There are numerous reasons to visit Japan; the culture, the temples, the food, the scenery, the people. Of course, there is also the fascinating history and, prior to travelling there, I was intrigued about how one particular period would be remembered.
Japan’s role in World War Two (WWII) needs little introduction. An opportunistic aggressor, the Imperial Army rampaged through Southeast Asia, upsetting British colonial forces at every step. The attack on the US Pacific Fleet at Pearl Harbour in December 1941 stunned the world and the invasion, and subsequent occupation, of China and Korea made the Japanese synonymous with barbarism.
Article 9 of Japan’s American-constructed post-WWII constitution renounces the right to wage war. Despite some revisionist calls, it is still generally accepted by the vast majority of the population, perhaps a tacit understanding that this is a just punishment for wartime aggression.
Visit museums and other cultural centres in Japan itself, however, and there is little discussion of such painful memories. The pre-occupation is, somewhat understandably, with the devastation of the atomic bombs and their deadly aftermath. The peace museums at both Hiroshima and Nagasaki effectively convey the numbing annihilation. It is hard to catch your breath walking past exhibits of fire-shredded clothing, molten glass and steel, the harrowing images of unimaginable injuries and the desolate moonscape of the razed cities.
No wonder that the Japanese are among the most pacifistic nations in the world. They have seen the worst of war. But unlike the Germans, who acknowledge the crimes of WWII with open public monuments such as the Holocaust Memorial in Berlin, the Japanese internalise their shame.
Even at Hiroshima and Nagasaki there is limited discussion of why the Allies decided to deploy the atomic bombs, even if there is no suggestion that it was an act of unprovoked aggression.
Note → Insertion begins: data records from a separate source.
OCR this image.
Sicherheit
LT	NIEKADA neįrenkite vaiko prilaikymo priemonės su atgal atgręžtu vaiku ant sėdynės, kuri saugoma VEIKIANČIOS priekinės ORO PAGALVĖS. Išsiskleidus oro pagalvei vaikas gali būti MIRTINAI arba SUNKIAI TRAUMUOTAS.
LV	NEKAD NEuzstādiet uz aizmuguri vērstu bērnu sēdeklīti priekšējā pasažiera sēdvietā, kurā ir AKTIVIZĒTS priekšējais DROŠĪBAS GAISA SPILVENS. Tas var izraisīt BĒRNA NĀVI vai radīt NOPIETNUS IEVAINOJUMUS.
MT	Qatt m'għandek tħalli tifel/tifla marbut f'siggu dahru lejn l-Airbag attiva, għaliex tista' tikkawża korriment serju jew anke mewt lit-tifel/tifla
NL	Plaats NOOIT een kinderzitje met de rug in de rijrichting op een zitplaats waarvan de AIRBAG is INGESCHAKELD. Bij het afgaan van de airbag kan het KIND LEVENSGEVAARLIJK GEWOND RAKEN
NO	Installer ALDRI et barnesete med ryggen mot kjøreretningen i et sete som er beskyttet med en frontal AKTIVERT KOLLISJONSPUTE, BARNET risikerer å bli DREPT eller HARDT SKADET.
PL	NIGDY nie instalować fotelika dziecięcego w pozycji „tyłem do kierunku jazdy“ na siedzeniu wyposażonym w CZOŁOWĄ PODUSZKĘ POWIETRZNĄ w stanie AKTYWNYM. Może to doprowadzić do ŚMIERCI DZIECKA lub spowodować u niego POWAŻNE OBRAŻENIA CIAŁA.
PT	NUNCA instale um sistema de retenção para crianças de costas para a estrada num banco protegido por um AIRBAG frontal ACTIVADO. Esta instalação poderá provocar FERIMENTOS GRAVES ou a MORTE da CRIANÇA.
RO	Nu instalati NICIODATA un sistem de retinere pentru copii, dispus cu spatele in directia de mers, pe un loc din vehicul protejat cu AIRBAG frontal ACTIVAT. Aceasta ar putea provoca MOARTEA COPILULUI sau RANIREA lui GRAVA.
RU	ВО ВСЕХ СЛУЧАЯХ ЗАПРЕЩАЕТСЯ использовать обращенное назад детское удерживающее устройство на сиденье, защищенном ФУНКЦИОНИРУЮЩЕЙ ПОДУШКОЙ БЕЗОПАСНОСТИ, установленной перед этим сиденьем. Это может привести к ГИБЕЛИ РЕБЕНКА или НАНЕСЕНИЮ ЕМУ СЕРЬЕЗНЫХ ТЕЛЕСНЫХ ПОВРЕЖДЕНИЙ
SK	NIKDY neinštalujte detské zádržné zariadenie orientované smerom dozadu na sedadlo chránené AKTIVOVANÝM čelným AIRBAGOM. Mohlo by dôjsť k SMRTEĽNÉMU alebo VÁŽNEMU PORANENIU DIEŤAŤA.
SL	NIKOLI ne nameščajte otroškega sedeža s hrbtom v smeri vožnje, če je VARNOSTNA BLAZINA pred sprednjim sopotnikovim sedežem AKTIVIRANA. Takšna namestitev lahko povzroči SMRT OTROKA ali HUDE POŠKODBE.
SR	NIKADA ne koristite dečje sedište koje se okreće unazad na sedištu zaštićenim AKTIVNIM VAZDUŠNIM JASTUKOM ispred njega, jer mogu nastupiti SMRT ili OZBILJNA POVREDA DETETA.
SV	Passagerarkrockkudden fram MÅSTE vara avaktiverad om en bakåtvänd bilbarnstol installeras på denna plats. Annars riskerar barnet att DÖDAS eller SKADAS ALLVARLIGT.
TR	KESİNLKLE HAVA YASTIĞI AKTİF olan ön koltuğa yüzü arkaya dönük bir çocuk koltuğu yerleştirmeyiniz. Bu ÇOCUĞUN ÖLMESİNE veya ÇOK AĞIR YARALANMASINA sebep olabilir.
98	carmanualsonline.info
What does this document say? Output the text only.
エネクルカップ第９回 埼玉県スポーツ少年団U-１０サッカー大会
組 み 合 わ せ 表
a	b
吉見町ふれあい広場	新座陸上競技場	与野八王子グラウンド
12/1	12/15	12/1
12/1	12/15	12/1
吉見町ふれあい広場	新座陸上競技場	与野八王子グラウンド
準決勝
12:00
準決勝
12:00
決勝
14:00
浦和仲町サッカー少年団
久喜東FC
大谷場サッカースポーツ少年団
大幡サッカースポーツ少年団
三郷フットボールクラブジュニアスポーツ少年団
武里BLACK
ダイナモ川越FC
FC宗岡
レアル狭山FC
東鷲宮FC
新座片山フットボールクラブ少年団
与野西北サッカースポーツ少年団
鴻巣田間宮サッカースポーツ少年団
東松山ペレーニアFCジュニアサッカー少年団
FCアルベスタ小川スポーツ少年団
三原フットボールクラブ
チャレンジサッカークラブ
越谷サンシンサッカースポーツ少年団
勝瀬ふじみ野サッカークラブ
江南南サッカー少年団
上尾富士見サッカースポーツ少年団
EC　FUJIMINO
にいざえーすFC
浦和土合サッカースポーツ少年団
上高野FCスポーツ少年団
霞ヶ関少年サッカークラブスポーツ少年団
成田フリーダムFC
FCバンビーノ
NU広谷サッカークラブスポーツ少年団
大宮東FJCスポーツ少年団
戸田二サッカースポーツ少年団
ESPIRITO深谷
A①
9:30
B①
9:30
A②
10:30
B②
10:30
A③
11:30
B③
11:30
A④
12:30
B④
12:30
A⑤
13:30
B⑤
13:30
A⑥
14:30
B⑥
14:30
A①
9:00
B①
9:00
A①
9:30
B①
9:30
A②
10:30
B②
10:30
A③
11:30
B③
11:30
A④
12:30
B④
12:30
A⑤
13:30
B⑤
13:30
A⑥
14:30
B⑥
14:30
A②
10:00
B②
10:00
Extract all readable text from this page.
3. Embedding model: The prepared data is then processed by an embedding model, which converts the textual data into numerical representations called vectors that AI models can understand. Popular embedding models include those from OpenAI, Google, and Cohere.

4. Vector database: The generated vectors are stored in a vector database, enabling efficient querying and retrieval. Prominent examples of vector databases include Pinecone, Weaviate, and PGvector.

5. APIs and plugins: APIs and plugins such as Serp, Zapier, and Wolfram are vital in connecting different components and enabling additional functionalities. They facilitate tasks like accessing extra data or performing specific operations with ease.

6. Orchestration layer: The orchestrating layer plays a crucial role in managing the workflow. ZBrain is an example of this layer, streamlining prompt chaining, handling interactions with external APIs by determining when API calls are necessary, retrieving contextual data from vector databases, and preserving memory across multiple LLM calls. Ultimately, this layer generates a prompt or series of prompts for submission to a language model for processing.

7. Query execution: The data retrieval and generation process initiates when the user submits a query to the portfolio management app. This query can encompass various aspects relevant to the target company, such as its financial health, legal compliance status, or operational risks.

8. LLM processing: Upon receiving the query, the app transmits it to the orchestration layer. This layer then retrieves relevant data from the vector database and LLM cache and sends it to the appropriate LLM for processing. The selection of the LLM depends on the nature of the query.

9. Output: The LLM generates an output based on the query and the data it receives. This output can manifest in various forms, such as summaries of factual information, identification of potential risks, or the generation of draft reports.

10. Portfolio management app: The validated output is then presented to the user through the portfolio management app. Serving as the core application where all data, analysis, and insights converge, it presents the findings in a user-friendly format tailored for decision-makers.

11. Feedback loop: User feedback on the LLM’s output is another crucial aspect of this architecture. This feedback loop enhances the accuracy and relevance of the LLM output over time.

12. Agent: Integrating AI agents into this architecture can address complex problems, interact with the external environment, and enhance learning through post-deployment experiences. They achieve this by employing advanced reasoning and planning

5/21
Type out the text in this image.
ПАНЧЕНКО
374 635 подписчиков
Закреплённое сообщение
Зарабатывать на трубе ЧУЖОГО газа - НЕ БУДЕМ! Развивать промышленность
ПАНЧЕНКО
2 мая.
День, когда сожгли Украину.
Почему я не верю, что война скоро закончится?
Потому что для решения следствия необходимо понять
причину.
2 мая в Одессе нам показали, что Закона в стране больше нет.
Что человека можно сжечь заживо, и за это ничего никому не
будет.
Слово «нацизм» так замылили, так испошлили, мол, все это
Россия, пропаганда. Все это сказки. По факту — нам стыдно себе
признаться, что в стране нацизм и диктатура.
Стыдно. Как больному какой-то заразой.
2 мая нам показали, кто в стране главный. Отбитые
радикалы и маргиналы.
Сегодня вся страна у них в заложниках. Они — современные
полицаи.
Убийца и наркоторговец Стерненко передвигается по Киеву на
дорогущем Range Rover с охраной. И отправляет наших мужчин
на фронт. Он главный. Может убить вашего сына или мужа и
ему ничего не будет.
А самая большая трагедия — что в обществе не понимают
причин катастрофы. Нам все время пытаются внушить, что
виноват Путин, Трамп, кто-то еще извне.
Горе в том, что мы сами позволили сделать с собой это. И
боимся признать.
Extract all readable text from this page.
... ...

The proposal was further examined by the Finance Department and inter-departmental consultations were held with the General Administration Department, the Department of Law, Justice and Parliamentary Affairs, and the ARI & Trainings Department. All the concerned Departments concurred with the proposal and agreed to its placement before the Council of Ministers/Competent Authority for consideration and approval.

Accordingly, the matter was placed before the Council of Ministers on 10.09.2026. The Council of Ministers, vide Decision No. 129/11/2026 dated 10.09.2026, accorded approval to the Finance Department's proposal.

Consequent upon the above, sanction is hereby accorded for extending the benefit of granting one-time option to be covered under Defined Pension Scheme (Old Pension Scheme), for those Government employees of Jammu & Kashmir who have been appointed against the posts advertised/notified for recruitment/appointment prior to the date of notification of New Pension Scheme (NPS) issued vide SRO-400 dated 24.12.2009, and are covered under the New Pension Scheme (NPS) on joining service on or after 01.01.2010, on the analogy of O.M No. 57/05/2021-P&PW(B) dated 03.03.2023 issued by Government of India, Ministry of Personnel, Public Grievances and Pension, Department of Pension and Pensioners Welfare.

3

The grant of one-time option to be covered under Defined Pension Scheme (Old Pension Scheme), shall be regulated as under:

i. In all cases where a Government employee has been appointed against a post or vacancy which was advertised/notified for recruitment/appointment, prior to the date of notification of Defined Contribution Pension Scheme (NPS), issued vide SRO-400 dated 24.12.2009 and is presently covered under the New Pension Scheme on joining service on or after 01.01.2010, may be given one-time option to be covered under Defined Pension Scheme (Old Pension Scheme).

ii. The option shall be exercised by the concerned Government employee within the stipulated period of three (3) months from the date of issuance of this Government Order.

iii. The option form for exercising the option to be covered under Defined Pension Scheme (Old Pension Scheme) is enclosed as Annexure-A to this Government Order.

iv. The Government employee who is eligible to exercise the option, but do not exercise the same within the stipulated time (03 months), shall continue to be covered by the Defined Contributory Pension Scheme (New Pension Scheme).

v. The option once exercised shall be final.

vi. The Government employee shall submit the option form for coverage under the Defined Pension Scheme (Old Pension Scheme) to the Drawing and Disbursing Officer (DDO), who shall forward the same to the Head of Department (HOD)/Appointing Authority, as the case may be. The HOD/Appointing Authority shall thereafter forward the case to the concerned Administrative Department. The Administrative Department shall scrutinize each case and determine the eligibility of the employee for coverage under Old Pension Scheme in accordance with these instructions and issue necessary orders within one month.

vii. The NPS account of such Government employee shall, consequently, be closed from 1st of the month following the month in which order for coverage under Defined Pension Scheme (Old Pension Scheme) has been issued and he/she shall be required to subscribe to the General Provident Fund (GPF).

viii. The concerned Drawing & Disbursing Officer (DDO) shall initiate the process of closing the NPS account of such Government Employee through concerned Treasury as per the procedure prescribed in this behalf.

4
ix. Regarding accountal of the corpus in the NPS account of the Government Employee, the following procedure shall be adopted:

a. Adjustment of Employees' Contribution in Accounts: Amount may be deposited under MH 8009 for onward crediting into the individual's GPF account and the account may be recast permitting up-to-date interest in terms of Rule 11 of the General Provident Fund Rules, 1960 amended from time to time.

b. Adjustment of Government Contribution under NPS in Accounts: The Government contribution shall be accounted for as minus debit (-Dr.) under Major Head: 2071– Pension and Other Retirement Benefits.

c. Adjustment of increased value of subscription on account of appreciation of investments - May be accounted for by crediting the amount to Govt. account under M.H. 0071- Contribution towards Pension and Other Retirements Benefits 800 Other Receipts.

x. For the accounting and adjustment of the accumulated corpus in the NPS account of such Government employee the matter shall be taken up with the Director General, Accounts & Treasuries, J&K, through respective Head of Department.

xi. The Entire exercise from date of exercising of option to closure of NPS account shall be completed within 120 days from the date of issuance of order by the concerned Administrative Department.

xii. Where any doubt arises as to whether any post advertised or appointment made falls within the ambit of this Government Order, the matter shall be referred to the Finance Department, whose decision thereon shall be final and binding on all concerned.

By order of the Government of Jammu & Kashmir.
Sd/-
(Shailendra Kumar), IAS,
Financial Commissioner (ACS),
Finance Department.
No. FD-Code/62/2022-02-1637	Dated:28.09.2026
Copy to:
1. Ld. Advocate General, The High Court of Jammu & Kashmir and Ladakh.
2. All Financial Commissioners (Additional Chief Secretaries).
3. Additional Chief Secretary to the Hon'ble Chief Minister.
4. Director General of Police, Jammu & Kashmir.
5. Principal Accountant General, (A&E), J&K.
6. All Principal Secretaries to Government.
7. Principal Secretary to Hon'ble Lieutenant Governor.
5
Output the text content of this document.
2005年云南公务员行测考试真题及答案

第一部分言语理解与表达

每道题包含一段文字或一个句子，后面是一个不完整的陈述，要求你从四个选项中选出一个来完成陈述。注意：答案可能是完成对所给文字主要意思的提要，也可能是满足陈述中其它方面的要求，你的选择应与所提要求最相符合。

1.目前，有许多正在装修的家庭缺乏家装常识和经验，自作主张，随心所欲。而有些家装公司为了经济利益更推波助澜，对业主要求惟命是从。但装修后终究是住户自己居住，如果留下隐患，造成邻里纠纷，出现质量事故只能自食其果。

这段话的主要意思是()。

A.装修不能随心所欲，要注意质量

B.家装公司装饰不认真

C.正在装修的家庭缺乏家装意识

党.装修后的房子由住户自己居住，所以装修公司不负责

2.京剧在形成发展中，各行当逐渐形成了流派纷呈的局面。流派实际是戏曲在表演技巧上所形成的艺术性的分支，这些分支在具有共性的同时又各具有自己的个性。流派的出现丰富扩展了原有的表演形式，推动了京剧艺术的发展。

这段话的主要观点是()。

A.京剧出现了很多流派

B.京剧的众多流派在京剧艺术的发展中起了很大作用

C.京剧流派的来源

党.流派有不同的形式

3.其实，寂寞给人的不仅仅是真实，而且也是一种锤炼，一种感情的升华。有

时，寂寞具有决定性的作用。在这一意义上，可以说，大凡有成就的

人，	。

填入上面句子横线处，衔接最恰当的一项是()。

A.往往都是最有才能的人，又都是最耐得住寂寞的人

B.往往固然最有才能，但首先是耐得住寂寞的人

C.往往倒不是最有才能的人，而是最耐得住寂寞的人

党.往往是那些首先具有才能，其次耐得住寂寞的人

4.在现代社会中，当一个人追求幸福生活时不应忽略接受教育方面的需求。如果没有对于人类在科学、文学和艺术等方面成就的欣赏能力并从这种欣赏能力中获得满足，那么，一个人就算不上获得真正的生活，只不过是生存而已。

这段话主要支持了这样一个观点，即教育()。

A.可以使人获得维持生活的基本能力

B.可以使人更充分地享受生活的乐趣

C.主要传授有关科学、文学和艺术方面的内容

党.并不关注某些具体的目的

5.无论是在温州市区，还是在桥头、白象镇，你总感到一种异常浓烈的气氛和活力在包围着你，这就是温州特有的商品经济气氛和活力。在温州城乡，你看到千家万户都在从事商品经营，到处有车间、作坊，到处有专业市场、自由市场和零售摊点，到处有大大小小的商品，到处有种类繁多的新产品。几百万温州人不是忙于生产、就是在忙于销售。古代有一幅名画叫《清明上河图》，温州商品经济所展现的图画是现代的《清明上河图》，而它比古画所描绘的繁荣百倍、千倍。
At the Museum of History in Osaka, on the other hand, WWII is barely mentioned. This vitally-important industrial city was reduced to ruins by Allied bombings. Yet a single exhibit of an American incendiary bomb is the only indication that something happened between the years of 1931 and 1945, a period glossed over as ’15 years of war’.
Most astonishing, however, is the Yushukan Museum at the notorious Yasukuni Shrine in Tokyo. Housing an impressive collection of personal possessions and paraphernalia relating to the country’s military past, the narrative (at least in English) absolves Japan of any responsibility for WWII (or other wars for that matter). The invasion of China was caused by local nationalists, the assault on the Pacific a few years later was necessary because of Britain and America’s monopolisation of the region’s natural resources. How could Japan survive without a patriotic assault on its ‘inferior’ neighbours?
Yasukuni Shrine was built in the 19th century to commemorate Japan’s war dead. In addition to thousands of ‘innocents’, it enshrines convicted war criminals, including Japan’s wartime leader Hideki Tojo. As such, it is a nationalist bastion amidst the traditional sea of pacifism. Whenever a Japanese politician visits the Shrine, China and Korea go up in arms. I had never previously understood this response from afar. Could they not let sleeping dogs lie? Well no…not if a museum of such prominence denies any complicity in these countries’ darkest hours.
I have never been an advocate for eternal shame. I do not believe that a country’s politicians should continually apologise for their predecessors’ actions. This does not allow progress.
But to not acknowledge misdeeds, to fail to offer any comprehensive statement of remorse, to engage in school textbook revisionism more reminiscent of a dictatorship than a leading democracy, naturally invites criticism. The Jewish Museum in Munich does not shy away from the Nazi-inspired Holocaust. I encountered no such open dialogue of the ‘Rape of Nanking’, the ‘Bataan Death March’ or Unit 731 in Japan.
It is often said that the Japanese people harbour a collective ‘war guilt’ that has dictated the country’s post-war development (i.e. a focus on economic development over international engagement). There is no reason why this sentiment should be maintained in perpetuity. Indeed, as very real threats emerge on Japan’s periphery, namely a rising China and a nuclearised North Korea, the country must change its outlook.
In order to satisfy its former enemies (and allies) that a Japanese re-engagement with the world is a positive development then surely a more public introspection of its wartime past is first necessary? For all the horrors of the atomic bombings, Japan’s actions in the preceding years made this tragic conclusion almost inevitable. After decades of silence, it will now take a bold step to concede this reality.
P.S. I should add that the above does not detract from the unbounded pleasure of visiting Japan and meeting its people.